Installé dans l’aile opposée et à proximité de la zone d’entrée, c’est autour du bar que l’on se réunit. Disposé ainsi pour qu’en fin de journée, ses utilisateurs bénéficient de la lumière du soleil couchant, il offre une vue dégagée vers le sud de la baie et le Cap Camarat.

Construit sur pilotis, et disposée à 1,20 m au-dessus du niveau le plus bas du terrain naturel, le restaurant libère le sol et ouvre le regard vers l’horizon. Véritable figure marine, sa terrasse devient une coursive.

Des lames de bois dont l’inclinaison a été étudiée afin de parer aux rayons du soleil durant les périodes les plus chaudes visent à produire un effet d’ombrage particulièrement graphique sur les sols et les parois, proche de celui généré par les canisses.

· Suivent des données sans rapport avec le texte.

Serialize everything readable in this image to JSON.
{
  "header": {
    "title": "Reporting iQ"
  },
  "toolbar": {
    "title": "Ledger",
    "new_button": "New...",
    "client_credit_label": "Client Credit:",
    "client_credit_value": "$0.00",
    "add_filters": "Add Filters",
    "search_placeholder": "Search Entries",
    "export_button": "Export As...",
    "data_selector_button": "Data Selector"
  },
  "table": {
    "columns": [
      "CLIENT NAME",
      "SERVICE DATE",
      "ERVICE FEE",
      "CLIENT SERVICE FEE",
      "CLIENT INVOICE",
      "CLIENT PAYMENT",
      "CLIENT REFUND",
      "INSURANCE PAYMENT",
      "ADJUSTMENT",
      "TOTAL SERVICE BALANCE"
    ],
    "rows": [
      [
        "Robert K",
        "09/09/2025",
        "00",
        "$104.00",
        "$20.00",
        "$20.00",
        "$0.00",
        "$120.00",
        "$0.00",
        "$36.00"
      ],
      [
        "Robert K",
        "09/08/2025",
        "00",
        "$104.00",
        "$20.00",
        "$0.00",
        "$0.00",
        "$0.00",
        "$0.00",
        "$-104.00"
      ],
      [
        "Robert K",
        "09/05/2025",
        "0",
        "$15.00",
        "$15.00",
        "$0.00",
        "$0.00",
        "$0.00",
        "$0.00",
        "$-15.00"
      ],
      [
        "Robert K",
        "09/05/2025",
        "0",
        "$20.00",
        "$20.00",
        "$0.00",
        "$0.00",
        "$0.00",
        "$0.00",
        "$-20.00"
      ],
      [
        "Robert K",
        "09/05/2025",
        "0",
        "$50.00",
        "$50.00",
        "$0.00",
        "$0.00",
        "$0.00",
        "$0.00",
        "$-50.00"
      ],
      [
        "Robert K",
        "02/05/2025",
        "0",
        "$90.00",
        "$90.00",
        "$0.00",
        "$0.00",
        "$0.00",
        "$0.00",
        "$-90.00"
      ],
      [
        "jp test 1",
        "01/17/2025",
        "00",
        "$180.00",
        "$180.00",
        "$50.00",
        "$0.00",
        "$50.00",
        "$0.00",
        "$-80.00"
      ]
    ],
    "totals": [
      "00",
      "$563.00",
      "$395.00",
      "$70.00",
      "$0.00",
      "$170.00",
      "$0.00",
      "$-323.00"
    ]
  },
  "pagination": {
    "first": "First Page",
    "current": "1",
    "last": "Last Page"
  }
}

Les façades présentent tantôt une transparence maitrisée, tantôt une opacité qui préserve l’intimité des usagers et du personnel. Assemblées successivement en clins feuillure et discontinus les façades présentent des variations, selon l’angle et la lumière

Afin de minimiser l’impact sur site, au moment des opérations de montage et de démontage, les choix de limiter le nombre d’intervenants et de maximiser la fabrication d’éléments en atelier se sont naturellement imposés.

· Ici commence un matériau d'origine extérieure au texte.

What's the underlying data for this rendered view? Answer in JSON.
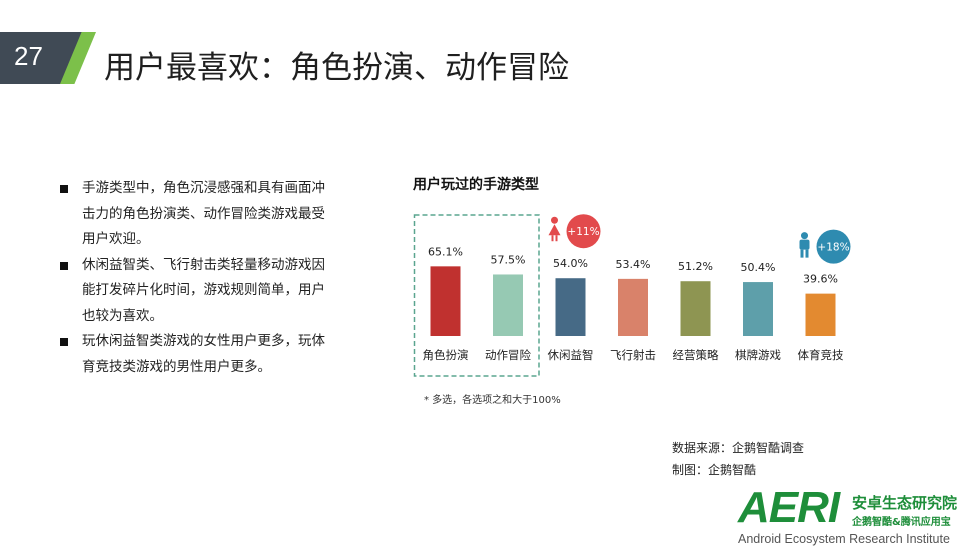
{
  "slide": {
    "number": "27",
    "title": "用户最喜欢：角色扮演、动作冒险"
  },
  "bullets": [
    "手游类型中，角色沉浸感强和具有画面冲击力的角色扮演类、动作冒险类游戏最受用户欢迎。",
    "休闲益智类、飞行射击类轻量移动游戏因能打发碎片化时间，游戏规则简单，用户也较为喜欢。",
    "玩休闲益智类游戏的女性用户更多，玩体育竞技类游戏的男性用户更多。"
  ],
  "chart_data": {
    "type": "bar",
    "title": "用户玩过的手游类型",
    "categories": [
      "角色扮演",
      "动作冒险",
      "休闲益智",
      "飞行射击",
      "经营策略",
      "棋牌游戏",
      "体育竞技"
    ],
    "values": [
      65.1,
      57.5,
      54.0,
      53.4,
      51.2,
      50.4,
      39.6
    ],
    "value_labels": [
      "65.1%",
      "57.5%",
      "54.0%",
      "53.4%",
      "51.2%",
      "50.4%",
      "39.6%"
    ],
    "colors": [
      "#c0312f",
      "#96c9b3",
      "#466a86",
      "#d9826a",
      "#8e9552",
      "#5e9faa",
      "#e38a30"
    ],
    "highlight_box": {
      "categories": [
        "角色扮演",
        "动作冒险"
      ],
      "color": "#5aa58f"
    },
    "annotations": [
      {
        "category": "休闲益智",
        "label": "+11%",
        "icon": "female-icon",
        "color": "#e24a4c"
      },
      {
        "category": "体育竞技",
        "label": "+18%",
        "icon": "male-icon",
        "color": "#2e8bb0"
      }
    ],
    "ylim": [
      0,
      100
    ],
    "grid": false
  },
  "footnote": "*  多选，各选项之和大于100%",
  "source": {
    "line1": "数据来源：企鹅智酷调查",
    "line2": "制图：企鹅智酷"
  },
  "logo": {
    "mark": "AERI",
    "cn_name": "安卓生态研究院",
    "cn_sub": "企鹅智酷&腾讯应用宝",
    "en_name": "Android Ecosystem Research Institute"
  }
}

L’équipe a défini un cahier des charges adapté aux contraintes du site. Le type de construction optimal est un ouvrage 100% en filière sèche

Au regard du contexte maritime et des choix esthétiques formulés par l’atelier, l’équipe opte pour le mélèze, tant pour les éléments structurels et que décoratif. Cette essence est reconnue pour ne pas subir de déformations hygrométriques.